Hundefreudschaften

Hundefreundschaften

Heute möchte ich Euch von einem wunderbaren Hundekontakt erzählen, wo sich wieder zwei gefunden haben, die sich gerne mögen.
Eine Kollegin kam auf mich zu, dass sie einen jungen Ridgeback Rüden im Training hat, für den sie keinen richtigen Kontakt hat. Er sei sehr körperlich und sie hat keinen Hund, der etwas entgegenzusetzen hätte. Alle Kontakte wären schwierig.

Ich hab einen Hund in meiner Hundeschule, der das gut kann.
Auch eine Ridgeback Hündin, die gut 5 Jahre alt und im Hundekontakt recht souverän ist. Gesagt, getan: Meine Kollegin kam mit ihrer Kundin aus Kleve und meine Kundin aus Bergisch Gladbach.
Erst trafen wir uns ohne Hunde und erzählten ein wenig über die Hunde, so dass jeder wusste, wie die Situation des anderen ist. Wir besprachen, wie wir die Situation angehen, dass es nicht eskaliert, sondern für alle Beteiligten gut abläuft.

Dann holten beide Frauen ihre Hunde aus dem Auto. Zuerst kam die souveräne Hündin auf den Platz, dann kam der Jungspund. Weil er so kräftig war, nutzten wir eine 2. Leine, so dass beide Hunde nicht direkt aufeinander losstürmen konnten, sondern erst einmal auf Distanz Geruch aufnehmen konnten und sich ein wenig am Menschen orientieren konnten, bevor der Startschuss kam und die Leinen abgeklickt wurden.

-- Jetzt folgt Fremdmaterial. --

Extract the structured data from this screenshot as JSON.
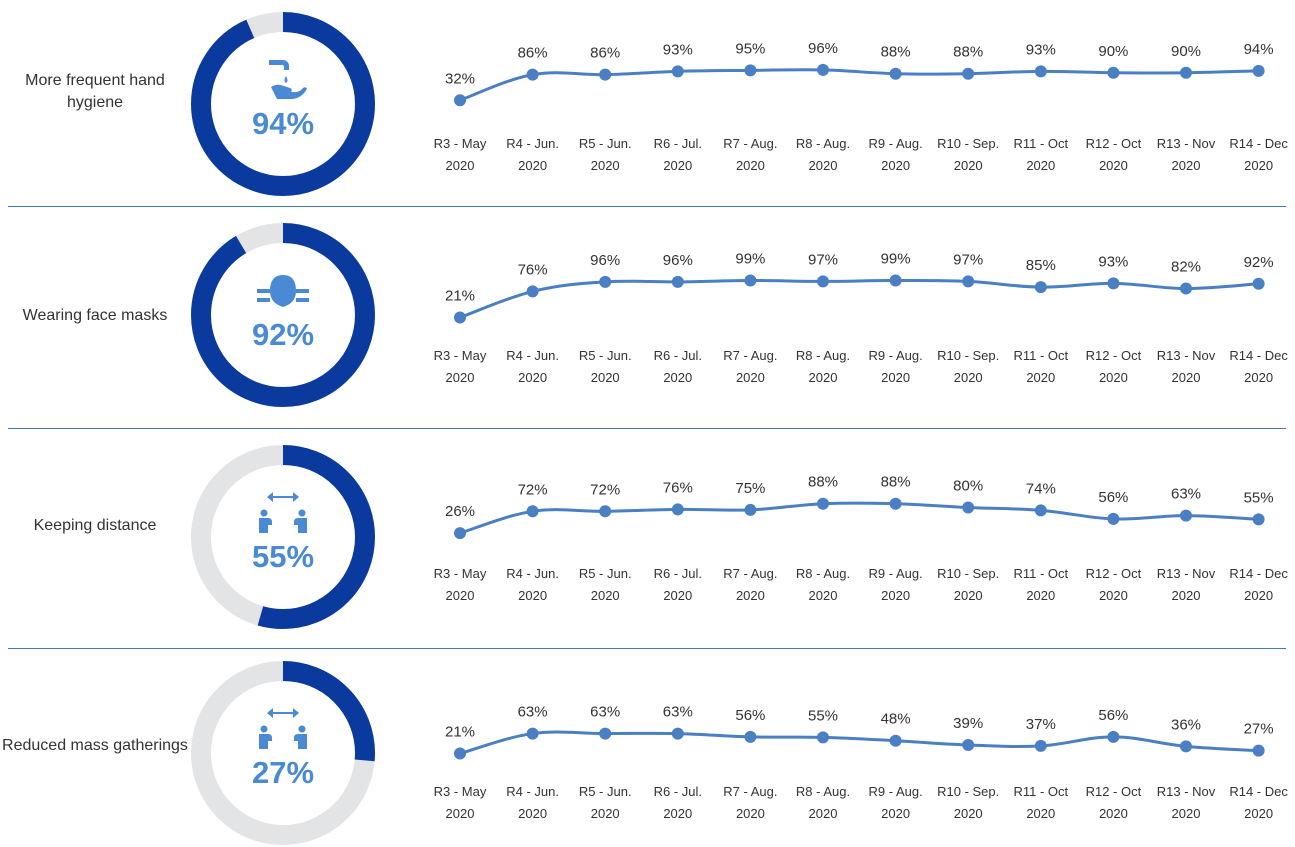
{
  "colors": {
    "donut_fill": "#0a3a9e",
    "donut_track": "#e3e4e6",
    "line": "#4a7fc4",
    "percent_text": "#4a8ad4",
    "icon": "#4a8ad4",
    "text": "#333333",
    "divider": "#4a78b8"
  },
  "chart_data": [
    {
      "type": "line",
      "label": "More frequent hand hygiene",
      "donut_value": "94%",
      "donut_fraction": 0.94,
      "icon": "hand-washing-icon",
      "series": [
        {
          "x": [
            "R3 - May 2020",
            "R4 - Jun. 2020",
            "R5 - Jun. 2020",
            "R6 - Jul. 2020",
            "R7 - Aug. 2020",
            "R8 - Aug. 2020",
            "R9 - Aug. 2020",
            "R10 - Sep. 2020",
            "R11 - Oct 2020",
            "R12 - Oct 2020",
            "R13 - Nov 2020",
            "R14 - Dec 2020"
          ],
          "values": [
            32,
            86,
            86,
            93,
            95,
            96,
            88,
            88,
            93,
            90,
            90,
            94
          ],
          "labels": [
            "32%",
            "86%",
            "86%",
            "93%",
            "95%",
            "96%",
            "88%",
            "88%",
            "93%",
            "90%",
            "90%",
            "94%"
          ]
        }
      ]
    },
    {
      "type": "line",
      "label": "Wearing face masks",
      "donut_value": "92%",
      "donut_fraction": 0.92,
      "icon": "face-mask-icon",
      "series": [
        {
          "x": [
            "R3 - May 2020",
            "R4 - Jun. 2020",
            "R5 - Jun. 2020",
            "R6 - Jul. 2020",
            "R7 - Aug. 2020",
            "R8 - Aug. 2020",
            "R9 - Aug. 2020",
            "R10 - Sep. 2020",
            "R11 - Oct 2020",
            "R12 - Oct 2020",
            "R13 - Nov 2020",
            "R14 - Dec 2020"
          ],
          "values": [
            21,
            76,
            96,
            96,
            99,
            97,
            99,
            97,
            85,
            93,
            82,
            92
          ],
          "labels": [
            "21%",
            "76%",
            "96%",
            "96%",
            "99%",
            "97%",
            "99%",
            "97%",
            "85%",
            "93%",
            "82%",
            "92%"
          ]
        }
      ]
    },
    {
      "type": "line",
      "label": "Keeping distance",
      "donut_value": "55%",
      "donut_fraction": 0.55,
      "icon": "social-distance-icon",
      "series": [
        {
          "x": [
            "R3 - May 2020",
            "R4 - Jun. 2020",
            "R5 - Jun. 2020",
            "R6 - Jul. 2020",
            "R7 - Aug. 2020",
            "R8 - Aug. 2020",
            "R9 - Aug. 2020",
            "R10 - Sep. 2020",
            "R11 - Oct 2020",
            "R12 - Oct 2020",
            "R13 - Nov 2020",
            "R14 - Dec 2020"
          ],
          "values": [
            26,
            72,
            72,
            76,
            75,
            88,
            88,
            80,
            74,
            56,
            63,
            55
          ],
          "labels": [
            "26%",
            "72%",
            "72%",
            "76%",
            "75%",
            "88%",
            "88%",
            "80%",
            "74%",
            "56%",
            "63%",
            "55%"
          ]
        }
      ]
    },
    {
      "type": "line",
      "label": "Reduced mass gatherings",
      "donut_value": "27%",
      "donut_fraction": 0.27,
      "icon": "social-distance-icon",
      "series": [
        {
          "x": [
            "R3 - May 2020",
            "R4 - Jun. 2020",
            "R5 - Jun. 2020",
            "R6 - Jul. 2020",
            "R7 - Aug. 2020",
            "R8 - Aug. 2020",
            "R9 - Aug. 2020",
            "R10 - Sep. 2020",
            "R11 - Oct 2020",
            "R12 - Oct 2020",
            "R13 - Nov 2020",
            "R14 - Dec 2020"
          ],
          "values": [
            21,
            63,
            63,
            63,
            56,
            55,
            48,
            39,
            37,
            56,
            36,
            27
          ],
          "labels": [
            "21%",
            "63%",
            "63%",
            "63%",
            "56%",
            "55%",
            "48%",
            "39%",
            "37%",
            "56%",
            "36%",
            "27%"
          ]
        }
      ]
    }
  ]
}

Natürlich stürmte der Jungspund direkt zu der Hündin und wollte den Kopf auflegen, aber die Hündin reagierte sehr souverän und machte ihm locker klar, dass bestimmte Dinge bei ihr nicht laufen.

Sie hatte ihn ja schon auf Distanz entsprechend einschätzen können. Vor lauter Aufregung musste der Jungspund permanent pinkeln. Er hob nicht das Bein, sondern pinkelte nicht strategisch mitten im Terrain im Hocken. Alternativ ging er trinken. Er war lediglich ein aufgeregter junger Kerl, der mit seiner Aufregung nicht so richtig wusste wohin. Sie hat ihm öfter die Leviten gelesen und wenn er nicht mehr weiter wusste: Im Hocken Pinkeln oder Trinken. Witzige Strategie! Es wurden kleine Jagdspiele im Wechsel gemacht, einmal der Jungspund vorne, dann widerum die Hündin. Am Ende konnte die Hündin entspannt auf dem Rasen liegen, ohne dass der Jungspund sie belästigte. Sie ließ ihn entspannt üben, wie man so miteinander Tanzen oder Kuscheln kann und zeigte klare Grenzen auf, was erlaubt ist und was nicht.  Sie hat ihn wunderschön angeleitet.

Eine neue Freundschaft ist entstanden. Aber nicht, weil wir sie direkt aufeinander zustürmen ließen, sondern weil wir erst gecheckt haben, ob die beiden zusammen passen und dann diesen Kontakt entsprechend begleitet haben. Alle haben sich nachher gefreut, besonders die Menschen für ihre Hunde, dass sie einen schönen Hundekontakt hatten.

Wie schön, dass es solche Hunde-Kontakte gibt, wo wunderbare Freundschaften entstehen und ich das begleiten darf!!!!